TSE barrier film hot property comparison diagrams in the Japan's PP barrier films of accompanying drawing 10 and the present invention.The temperature range of test is that room temperature is arrived
1000 DEG C, wherein at 100-130 DEG C, PP barrier films have an obvious endothermic peak, and TSE barrier films are varied less, illustrate TSE every
At such a temperature thermal creep is little for film, and thermal deformation is little, and overall integrity is preferable.Hot property is stable compared with PP films.At 400-500 DEG C,
Tg-472 DEG C of appearance of PP barrier films, at Tg-453 DEG C, there is heat decomposition temperature and are more or less the same TSE barrier films in two kinds of barrier films, in residual
Occur very big difference in amount of substance, than larger, resistance to elevated temperatures is good, and under high temperature complete structure is kept for TSE barrier films residue, from
Curve finds out thermally safe performance advantage.

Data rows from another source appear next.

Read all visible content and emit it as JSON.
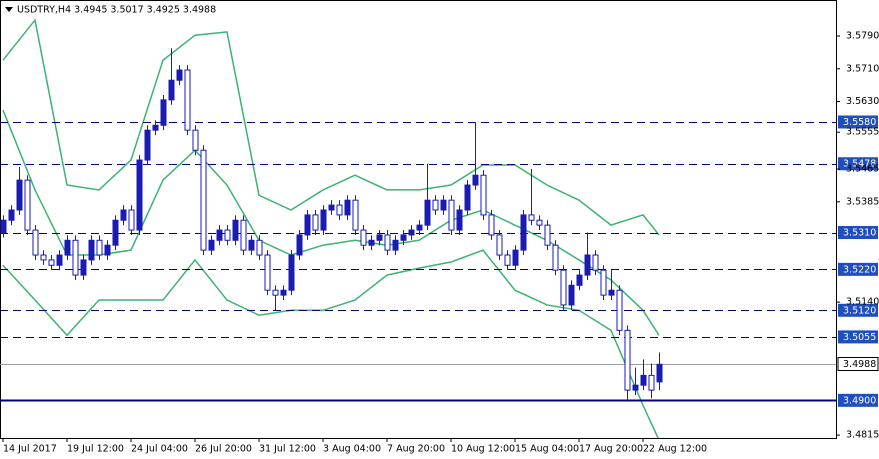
{
  "chart_data": {
    "type": "candlestick",
    "title": "USDTRY,H4  3.4945 3.5017 3.4925 3.4988",
    "categories": [
      "14 Jul 2017",
      null,
      null,
      null,
      null,
      null,
      null,
      null,
      "19 Jul 12:00",
      null,
      null,
      null,
      null,
      null,
      null,
      null,
      "24 Jul 04:00",
      null,
      null,
      null,
      null,
      null,
      null,
      null,
      "26 Jul 20:00",
      null,
      null,
      null,
      null,
      null,
      null,
      null,
      "31 Jul 12:00",
      null,
      null,
      null,
      null,
      null,
      null,
      null,
      "3 Aug 04:00",
      null,
      null,
      null,
      null,
      null,
      null,
      null,
      "7 Aug 20:00",
      null,
      null,
      null,
      null,
      null,
      null,
      null,
      "10 Aug 12:00",
      null,
      null,
      null,
      null,
      null,
      null,
      null,
      "15 Aug 04:00",
      null,
      null,
      null,
      null,
      null,
      null,
      null,
      "17 Aug 20:00",
      null,
      null,
      null,
      null,
      null,
      null,
      null,
      "22 Aug 12:00",
      null,
      null
    ],
    "open": [
      3.531,
      3.534,
      3.5365,
      3.5438,
      3.5316,
      3.5255,
      3.5243,
      3.523,
      3.5255,
      3.5291,
      3.5206,
      3.5243,
      3.5291,
      3.5255,
      3.5279,
      3.534,
      3.5365,
      3.5316,
      3.5487,
      3.556,
      3.5572,
      3.5634,
      3.5682,
      3.5707,
      3.556,
      3.5511,
      3.5267,
      3.5291,
      3.5316,
      3.5291,
      3.534,
      3.5267,
      3.5291,
      3.5255,
      3.5169,
      3.5157,
      3.5169,
      3.5255,
      3.5304,
      3.5353,
      3.5316,
      3.5365,
      3.5377,
      3.5353,
      3.5389,
      3.5316,
      3.5279,
      3.5291,
      3.5304,
      3.5267,
      3.5291,
      3.5304,
      3.5316,
      3.5328,
      3.5389,
      3.5365,
      3.5389,
      3.5316,
      3.5365,
      3.5426,
      3.545,
      3.5353,
      3.5304,
      3.5255,
      3.523,
      3.5267,
      3.5353,
      3.534,
      3.5328,
      3.5279,
      3.5218,
      3.5133,
      3.5181,
      3.5206,
      3.5255,
      3.5218,
      3.5157,
      3.5169,
      3.5071,
      3.4925,
      3.4937,
      3.4961,
      3.4945
    ],
    "high": [
      3.5352,
      3.5377,
      3.547,
      3.545,
      3.5328,
      3.5267,
      3.5255,
      3.5267,
      3.5303,
      3.5303,
      3.5255,
      3.5303,
      3.5303,
      3.5291,
      3.5352,
      3.5377,
      3.5377,
      3.5499,
      3.5572,
      3.5584,
      3.5646,
      3.576,
      3.5719,
      3.5719,
      3.5572,
      3.5523,
      3.5303,
      3.5328,
      3.5328,
      3.5352,
      3.5352,
      3.5303,
      3.5303,
      3.5267,
      3.5181,
      3.5181,
      3.5267,
      3.5316,
      3.5365,
      3.5365,
      3.5377,
      3.5389,
      3.5389,
      3.5401,
      3.5401,
      3.5328,
      3.5303,
      3.5316,
      3.5316,
      3.5303,
      3.5316,
      3.5328,
      3.534,
      3.5478,
      3.5401,
      3.5401,
      3.5401,
      3.5377,
      3.5438,
      3.558,
      3.5462,
      3.5365,
      3.5316,
      3.5267,
      3.5279,
      3.5365,
      3.5465,
      3.5352,
      3.534,
      3.5291,
      3.523,
      3.5193,
      3.5218,
      3.531,
      3.5267,
      3.523,
      3.522,
      3.5181,
      3.5083,
      3.498,
      3.5,
      3.499,
      3.5017
    ],
    "low": [
      3.5298,
      3.5328,
      3.5353,
      3.5304,
      3.5243,
      3.5231,
      3.5218,
      3.5218,
      3.5243,
      3.5194,
      3.5194,
      3.5231,
      3.5243,
      3.5243,
      3.5267,
      3.5328,
      3.5304,
      3.5304,
      3.5475,
      3.5548,
      3.556,
      3.5622,
      3.567,
      3.5548,
      3.5499,
      3.5255,
      3.5255,
      3.5279,
      3.5279,
      3.5279,
      3.5255,
      3.5255,
      3.5243,
      3.5157,
      3.512,
      3.5145,
      3.5157,
      3.5243,
      3.5292,
      3.5304,
      3.5304,
      3.5353,
      3.5341,
      3.5341,
      3.5304,
      3.5267,
      3.5267,
      3.5279,
      3.5255,
      3.5255,
      3.5279,
      3.5292,
      3.5304,
      3.5316,
      3.5353,
      3.5353,
      3.5304,
      3.5304,
      3.5353,
      3.5414,
      3.5341,
      3.5292,
      3.5243,
      3.5218,
      3.5218,
      3.5255,
      3.5328,
      3.5316,
      3.5267,
      3.5206,
      3.5121,
      3.5121,
      3.5169,
      3.5194,
      3.5206,
      3.5145,
      3.5145,
      3.5059,
      3.49,
      3.4913,
      3.4925,
      3.4905,
      3.4925
    ],
    "close": [
      3.534,
      3.5365,
      3.5438,
      3.5316,
      3.5255,
      3.5243,
      3.523,
      3.5255,
      3.5291,
      3.5206,
      3.5243,
      3.5291,
      3.5255,
      3.5279,
      3.534,
      3.5365,
      3.5316,
      3.5487,
      3.556,
      3.5572,
      3.5634,
      3.5682,
      3.5707,
      3.556,
      3.5511,
      3.5267,
      3.5291,
      3.5316,
      3.5291,
      3.534,
      3.5267,
      3.5291,
      3.5255,
      3.5169,
      3.5157,
      3.5169,
      3.5255,
      3.5304,
      3.5353,
      3.5316,
      3.5365,
      3.5377,
      3.5353,
      3.5389,
      3.5316,
      3.5279,
      3.5291,
      3.5304,
      3.5267,
      3.5291,
      3.5304,
      3.5316,
      3.5328,
      3.5389,
      3.5365,
      3.5389,
      3.5316,
      3.5365,
      3.5426,
      3.545,
      3.5353,
      3.5304,
      3.5255,
      3.523,
      3.5267,
      3.5353,
      3.534,
      3.5328,
      3.5279,
      3.5218,
      3.5133,
      3.5181,
      3.5206,
      3.5255,
      3.5218,
      3.5157,
      3.5169,
      3.5071,
      3.4925,
      3.4937,
      3.4961,
      3.4925,
      3.4988
    ],
    "candle_color": "#1a1ab8",
    "bands": {
      "x": [
        0,
        4,
        8,
        12,
        16,
        20,
        24,
        28,
        32,
        36,
        40,
        44,
        48,
        52,
        56,
        60,
        64,
        68,
        72,
        76,
        80,
        82
      ],
      "series": [
        {
          "color": "#3cb371",
          "values": [
            3.5731,
            3.5829,
            3.5426,
            3.5414,
            3.5487,
            3.5731,
            3.5792,
            3.58,
            3.5401,
            3.5365,
            3.5414,
            3.545,
            3.5414,
            3.5414,
            3.5426,
            3.5475,
            3.5475,
            3.5426,
            3.5389,
            3.5328,
            3.5353,
            3.5304
          ]
        },
        {
          "color": "#3cb371",
          "values": [
            3.5609,
            3.5414,
            3.5255,
            3.5255,
            3.5267,
            3.5438,
            3.5511,
            3.5426,
            3.5291,
            3.5255,
            3.5279,
            3.5291,
            3.5279,
            3.5291,
            3.534,
            3.5365,
            3.5328,
            3.5291,
            3.5243,
            3.5194,
            3.512,
            3.5059
          ]
        },
        {
          "color": "#3cb371",
          "values": [
            3.523,
            3.5145,
            3.5059,
            3.5145,
            3.5145,
            3.5145,
            3.5243,
            3.5145,
            3.5108,
            3.512,
            3.512,
            3.5145,
            3.5206,
            3.5223,
            3.5238,
            3.5267,
            3.5169,
            3.5133,
            3.512,
            3.5071,
            3.4888,
            3.4803
          ]
        }
      ]
    },
    "ylim": [
      3.4808,
      3.5878
    ],
    "yticks": [
      {
        "value": 3.579,
        "label": "3.5790"
      },
      {
        "value": 3.571,
        "label": "3.5710"
      },
      {
        "value": 3.563,
        "label": "3.5630"
      },
      3.5555,
      3.5465,
      3.5385,
      {
        "value": 3.514,
        "label": "3.5140"
      },
      3.4815
    ],
    "levels": [
      {
        "value": 3.558,
        "label": "3.5580",
        "style": "dash"
      },
      {
        "value": 3.5478,
        "label": "3.5478",
        "style": "dash"
      },
      {
        "value": 3.531,
        "label": "3.5310",
        "style": "dash"
      },
      {
        "value": 3.522,
        "label": "3.5220",
        "style": "dash"
      },
      {
        "value": 3.512,
        "label": "3.5120",
        "style": "dash"
      },
      {
        "value": 3.5055,
        "label": "3.5055",
        "style": "dash"
      },
      {
        "value": 3.49,
        "label": "3.4900",
        "style": "solid"
      }
    ],
    "level_color": "#000080",
    "price_line": {
      "value": 3.4988,
      "label": "3.4988",
      "color": "#a0a0a0"
    }
  }
}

By accompanying drawing 11 as can be seen that the 10Ah different manufacturers batteries surveyed from low frequency range 10mHZ to high frequency region 100HZ, adopt
The total resistance of the TSE ternary batteries of composite diaphragm of the present invention is minimum, and from Nyquist figures, can obtain TSE
The close 10m Ω of battery impedance, ternary liquid system battery impedance is 18m Ω, and LiFePO4 impedances are 22m Ω, can verify porous
The ter-polymers lithium ion battery ion exchange of system is all higher than too ternary and LiFePO4.
The made film layer heat stability of the present invention is good, and thermal expansion is little, and its performance is swelling ratio 37%:Pull resistance >=26Mpa;From
Electronic conductivity can be 2.4ms/cm;In high temperature environments(130℃)Still can keep and holding structure integrity, thermal creep shape is little,
The formed micropore of Jing phase separations is the high winding degree of 3 D stereo, high curvature, and porosity is about 55 ± 5% or so, and specific surface area is up to
97m2/g(PP-PE-PP9.4m2/g);Aperture is about 0.1-2 μm;Pick up is the 150% of PP-PE-PP traditional structure films;Protect liquid
The characteristics of rate >=54%, this film, is totally different from PP-PE-PP structural membrane, with three-dimensional porous state structure, network-like support, has
High porosity, high-liquid absorbing rate, high guarantor's liquid rate, uniform pore diameter, good toughness, it is possible to increase ion exchange ratio, ionic conductance in battery
Rate, reduction chemistry friction resistance, reduction exchange heat production, are suitable for high-power discharge and recharge and the heat very little for now producing, tool
There is splendid macromolecule surface performance, high-temerature creep is little, remain to continue the integrity of holding structure under high temperature, and be unlikely to become
The unique combination of shape, high porosity and high twist degree, average level of the obtained lithium battery resistance less than industrial quarters so as to
It is provided with more features thus the security performance of battery obtains basic guarantee.
Presently preferred embodiments of the present invention is the foregoing is only, those of ordinary skill in the art are not making creative work
Under the premise of the every other embodiment that obtained, should all belong to the scope of protection of the invention.